From Bloomberg News

Kashmir Lures Record Visitors as Insurgency Hotspot Regains Calm

By Andrew MacAskill and Bibhudatta Pradhan - Aug 15, 2012 2:31 PM ET

Hotel owner Wahid Malik drives his ball down the fairway at the Royal Springs Golf Course in Indian Kashmir, taking a break from hosting tourists flocking to the disputed region guarded by half a million soldiers and police.

Malik plans to build a new guest house to cash in on a tourism boom that has seen the number of visitors double to a record 2 million in the past year, to an area over which nuclear-armed India and Pakistan have fought two wars.
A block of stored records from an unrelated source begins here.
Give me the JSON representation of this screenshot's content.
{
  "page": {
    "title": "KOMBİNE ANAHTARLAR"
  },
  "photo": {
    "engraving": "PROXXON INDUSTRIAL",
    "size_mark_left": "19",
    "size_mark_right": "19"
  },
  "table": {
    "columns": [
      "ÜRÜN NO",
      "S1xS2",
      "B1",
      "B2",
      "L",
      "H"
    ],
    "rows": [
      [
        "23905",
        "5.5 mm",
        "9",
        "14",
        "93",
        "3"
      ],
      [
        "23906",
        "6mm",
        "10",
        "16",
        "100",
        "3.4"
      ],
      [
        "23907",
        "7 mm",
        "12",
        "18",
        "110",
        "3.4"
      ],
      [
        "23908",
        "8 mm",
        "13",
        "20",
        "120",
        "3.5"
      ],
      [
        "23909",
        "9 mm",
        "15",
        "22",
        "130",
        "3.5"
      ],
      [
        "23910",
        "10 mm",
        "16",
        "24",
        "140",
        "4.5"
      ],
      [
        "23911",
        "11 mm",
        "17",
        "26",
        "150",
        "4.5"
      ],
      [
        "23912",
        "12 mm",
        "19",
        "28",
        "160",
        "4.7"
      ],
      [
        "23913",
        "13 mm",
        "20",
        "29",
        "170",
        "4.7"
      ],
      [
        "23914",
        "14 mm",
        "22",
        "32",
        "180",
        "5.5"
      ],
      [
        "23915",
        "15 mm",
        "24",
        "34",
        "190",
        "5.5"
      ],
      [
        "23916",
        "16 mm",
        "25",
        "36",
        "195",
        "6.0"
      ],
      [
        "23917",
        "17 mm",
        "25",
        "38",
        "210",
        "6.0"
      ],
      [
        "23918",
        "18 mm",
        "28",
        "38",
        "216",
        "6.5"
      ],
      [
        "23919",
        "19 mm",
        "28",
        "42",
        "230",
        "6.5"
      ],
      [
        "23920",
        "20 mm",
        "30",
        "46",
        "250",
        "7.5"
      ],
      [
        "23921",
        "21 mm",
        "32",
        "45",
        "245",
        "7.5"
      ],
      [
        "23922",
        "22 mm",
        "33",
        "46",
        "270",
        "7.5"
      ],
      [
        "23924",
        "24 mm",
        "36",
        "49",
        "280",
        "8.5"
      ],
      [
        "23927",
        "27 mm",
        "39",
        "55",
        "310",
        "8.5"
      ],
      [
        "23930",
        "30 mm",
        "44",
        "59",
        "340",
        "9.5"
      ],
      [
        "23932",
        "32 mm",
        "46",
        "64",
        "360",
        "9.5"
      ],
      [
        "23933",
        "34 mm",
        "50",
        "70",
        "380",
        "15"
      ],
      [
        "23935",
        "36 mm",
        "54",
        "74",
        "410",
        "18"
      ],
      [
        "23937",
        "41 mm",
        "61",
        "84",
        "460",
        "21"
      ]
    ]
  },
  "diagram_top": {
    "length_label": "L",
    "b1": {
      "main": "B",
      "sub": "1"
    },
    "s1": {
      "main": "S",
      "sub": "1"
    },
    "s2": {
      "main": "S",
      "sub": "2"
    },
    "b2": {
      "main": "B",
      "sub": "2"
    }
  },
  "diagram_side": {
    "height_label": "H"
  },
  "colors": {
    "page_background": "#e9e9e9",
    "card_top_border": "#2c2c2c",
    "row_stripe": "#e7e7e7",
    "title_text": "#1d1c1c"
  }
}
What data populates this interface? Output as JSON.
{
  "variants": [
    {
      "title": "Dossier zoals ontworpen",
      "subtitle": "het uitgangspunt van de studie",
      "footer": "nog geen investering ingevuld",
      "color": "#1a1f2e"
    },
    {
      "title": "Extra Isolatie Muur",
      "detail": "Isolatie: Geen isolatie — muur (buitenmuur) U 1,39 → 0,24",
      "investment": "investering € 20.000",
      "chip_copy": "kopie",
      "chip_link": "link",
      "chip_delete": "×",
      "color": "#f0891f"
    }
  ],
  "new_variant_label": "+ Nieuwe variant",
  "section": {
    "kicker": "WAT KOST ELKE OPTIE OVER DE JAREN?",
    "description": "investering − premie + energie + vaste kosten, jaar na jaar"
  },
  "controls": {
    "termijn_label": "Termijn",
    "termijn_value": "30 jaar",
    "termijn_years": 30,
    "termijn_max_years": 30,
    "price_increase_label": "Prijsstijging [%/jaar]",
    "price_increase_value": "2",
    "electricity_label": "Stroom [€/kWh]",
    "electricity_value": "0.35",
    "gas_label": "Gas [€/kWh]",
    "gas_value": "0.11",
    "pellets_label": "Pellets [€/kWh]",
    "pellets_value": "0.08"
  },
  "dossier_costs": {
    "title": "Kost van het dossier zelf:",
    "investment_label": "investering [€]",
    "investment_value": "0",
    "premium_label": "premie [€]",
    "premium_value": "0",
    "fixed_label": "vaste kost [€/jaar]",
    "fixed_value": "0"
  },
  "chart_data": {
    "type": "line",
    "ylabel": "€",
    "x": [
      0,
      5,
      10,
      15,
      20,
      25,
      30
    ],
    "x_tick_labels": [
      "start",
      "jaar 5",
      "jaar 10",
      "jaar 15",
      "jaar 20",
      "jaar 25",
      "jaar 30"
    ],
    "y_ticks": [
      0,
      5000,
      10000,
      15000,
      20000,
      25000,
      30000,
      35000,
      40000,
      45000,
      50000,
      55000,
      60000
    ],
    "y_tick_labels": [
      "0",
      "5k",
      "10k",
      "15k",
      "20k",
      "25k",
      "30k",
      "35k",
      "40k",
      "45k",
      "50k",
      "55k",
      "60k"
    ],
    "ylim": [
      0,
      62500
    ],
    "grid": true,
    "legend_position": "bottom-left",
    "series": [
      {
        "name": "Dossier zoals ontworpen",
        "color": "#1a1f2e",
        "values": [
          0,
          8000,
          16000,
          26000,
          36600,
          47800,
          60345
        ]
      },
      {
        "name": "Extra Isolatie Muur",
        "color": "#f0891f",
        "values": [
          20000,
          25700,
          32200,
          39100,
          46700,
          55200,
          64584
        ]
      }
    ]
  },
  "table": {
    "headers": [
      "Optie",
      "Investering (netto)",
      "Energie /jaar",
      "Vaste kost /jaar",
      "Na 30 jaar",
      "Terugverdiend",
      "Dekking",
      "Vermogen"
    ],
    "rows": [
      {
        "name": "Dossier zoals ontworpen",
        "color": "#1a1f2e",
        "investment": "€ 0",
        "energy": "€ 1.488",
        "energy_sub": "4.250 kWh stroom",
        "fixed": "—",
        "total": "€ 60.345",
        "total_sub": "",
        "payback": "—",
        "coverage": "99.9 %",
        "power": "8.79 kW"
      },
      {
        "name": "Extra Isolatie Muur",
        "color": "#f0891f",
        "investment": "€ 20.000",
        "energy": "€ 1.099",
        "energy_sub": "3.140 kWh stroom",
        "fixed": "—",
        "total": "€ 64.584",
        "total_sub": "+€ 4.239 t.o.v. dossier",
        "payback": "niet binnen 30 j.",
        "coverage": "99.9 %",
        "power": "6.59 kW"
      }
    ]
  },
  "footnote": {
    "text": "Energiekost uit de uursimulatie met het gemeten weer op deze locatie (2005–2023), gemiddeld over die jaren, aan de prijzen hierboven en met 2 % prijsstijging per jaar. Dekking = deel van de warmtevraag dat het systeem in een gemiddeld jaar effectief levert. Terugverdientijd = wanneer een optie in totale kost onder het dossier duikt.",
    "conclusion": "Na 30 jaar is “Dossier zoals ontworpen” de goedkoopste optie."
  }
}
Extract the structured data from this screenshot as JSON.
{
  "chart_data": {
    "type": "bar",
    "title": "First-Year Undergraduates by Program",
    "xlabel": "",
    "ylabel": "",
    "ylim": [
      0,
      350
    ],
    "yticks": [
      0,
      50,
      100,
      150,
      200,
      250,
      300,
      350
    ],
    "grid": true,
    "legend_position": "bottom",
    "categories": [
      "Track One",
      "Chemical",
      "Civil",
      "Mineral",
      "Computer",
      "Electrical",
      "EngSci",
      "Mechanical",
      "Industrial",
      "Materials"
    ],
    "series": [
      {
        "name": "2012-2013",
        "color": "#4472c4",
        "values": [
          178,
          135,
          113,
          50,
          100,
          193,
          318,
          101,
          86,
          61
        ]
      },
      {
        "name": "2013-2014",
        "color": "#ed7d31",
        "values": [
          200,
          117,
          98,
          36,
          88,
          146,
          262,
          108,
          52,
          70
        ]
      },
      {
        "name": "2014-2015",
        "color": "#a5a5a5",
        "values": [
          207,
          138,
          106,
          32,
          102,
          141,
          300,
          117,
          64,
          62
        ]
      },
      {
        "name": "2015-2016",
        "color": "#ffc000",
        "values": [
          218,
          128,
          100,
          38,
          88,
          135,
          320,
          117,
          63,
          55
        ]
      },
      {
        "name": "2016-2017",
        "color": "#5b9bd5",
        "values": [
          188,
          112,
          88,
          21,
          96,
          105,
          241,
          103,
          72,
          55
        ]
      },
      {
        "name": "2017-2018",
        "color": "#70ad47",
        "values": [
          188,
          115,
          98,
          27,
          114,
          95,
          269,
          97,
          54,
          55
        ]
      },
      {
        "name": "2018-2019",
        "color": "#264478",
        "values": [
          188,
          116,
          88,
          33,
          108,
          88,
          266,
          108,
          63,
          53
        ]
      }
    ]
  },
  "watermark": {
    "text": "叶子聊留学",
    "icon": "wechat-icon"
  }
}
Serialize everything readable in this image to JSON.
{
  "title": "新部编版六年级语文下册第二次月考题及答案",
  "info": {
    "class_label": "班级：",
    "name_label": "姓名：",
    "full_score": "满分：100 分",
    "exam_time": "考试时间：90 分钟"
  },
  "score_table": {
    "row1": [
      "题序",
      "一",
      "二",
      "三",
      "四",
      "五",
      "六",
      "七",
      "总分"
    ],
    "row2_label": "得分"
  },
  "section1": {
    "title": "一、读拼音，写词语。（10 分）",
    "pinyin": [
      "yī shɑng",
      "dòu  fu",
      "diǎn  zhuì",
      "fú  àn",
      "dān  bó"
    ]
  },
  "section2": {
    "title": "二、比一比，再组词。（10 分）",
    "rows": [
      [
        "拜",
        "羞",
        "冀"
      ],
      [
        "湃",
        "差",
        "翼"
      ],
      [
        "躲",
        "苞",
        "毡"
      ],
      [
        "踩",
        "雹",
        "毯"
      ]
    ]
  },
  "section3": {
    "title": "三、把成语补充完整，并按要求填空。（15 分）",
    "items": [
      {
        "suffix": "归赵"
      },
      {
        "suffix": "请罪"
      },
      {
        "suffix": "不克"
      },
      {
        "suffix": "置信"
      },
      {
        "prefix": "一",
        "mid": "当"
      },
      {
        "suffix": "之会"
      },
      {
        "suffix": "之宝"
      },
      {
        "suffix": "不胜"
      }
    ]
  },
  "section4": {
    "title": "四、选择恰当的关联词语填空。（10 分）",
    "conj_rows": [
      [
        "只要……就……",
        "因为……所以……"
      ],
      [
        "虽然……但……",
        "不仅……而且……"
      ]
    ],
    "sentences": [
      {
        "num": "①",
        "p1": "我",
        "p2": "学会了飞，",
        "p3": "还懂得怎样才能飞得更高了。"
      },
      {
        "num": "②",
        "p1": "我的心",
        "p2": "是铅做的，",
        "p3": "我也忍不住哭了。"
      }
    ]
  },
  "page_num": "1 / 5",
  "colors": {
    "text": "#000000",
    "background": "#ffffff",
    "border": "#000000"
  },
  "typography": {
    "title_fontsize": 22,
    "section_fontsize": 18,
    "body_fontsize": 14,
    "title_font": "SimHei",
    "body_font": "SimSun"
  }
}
With an anti-Indian insurgency causing the fewest deaths since it began in 1989, five-star hotels are full and the cost of flights to Kashmir’s summer capital of Srinagar is up 40 percent.

“Our hope is that a few years from now, Kashmir will no longer be known as a place of tanks and troops,” said Malik, 50, whose hotel is overlooked by 2,700-meter (8,800-feet) Himalayan peaks and served as a residence for the army for 15 years until 2005. “No one who lived through the dark days wants a return.”

The tourist rush promises jobs in a region where half the population aged between 18 and 30 are out of work. Getting more young Kashmiris into full-time employment can further lower violence and aid peace moves along the subcontinent’s most intractable fault line, where fighting between militants and India’s army has killed 50,000 people over more than two decades.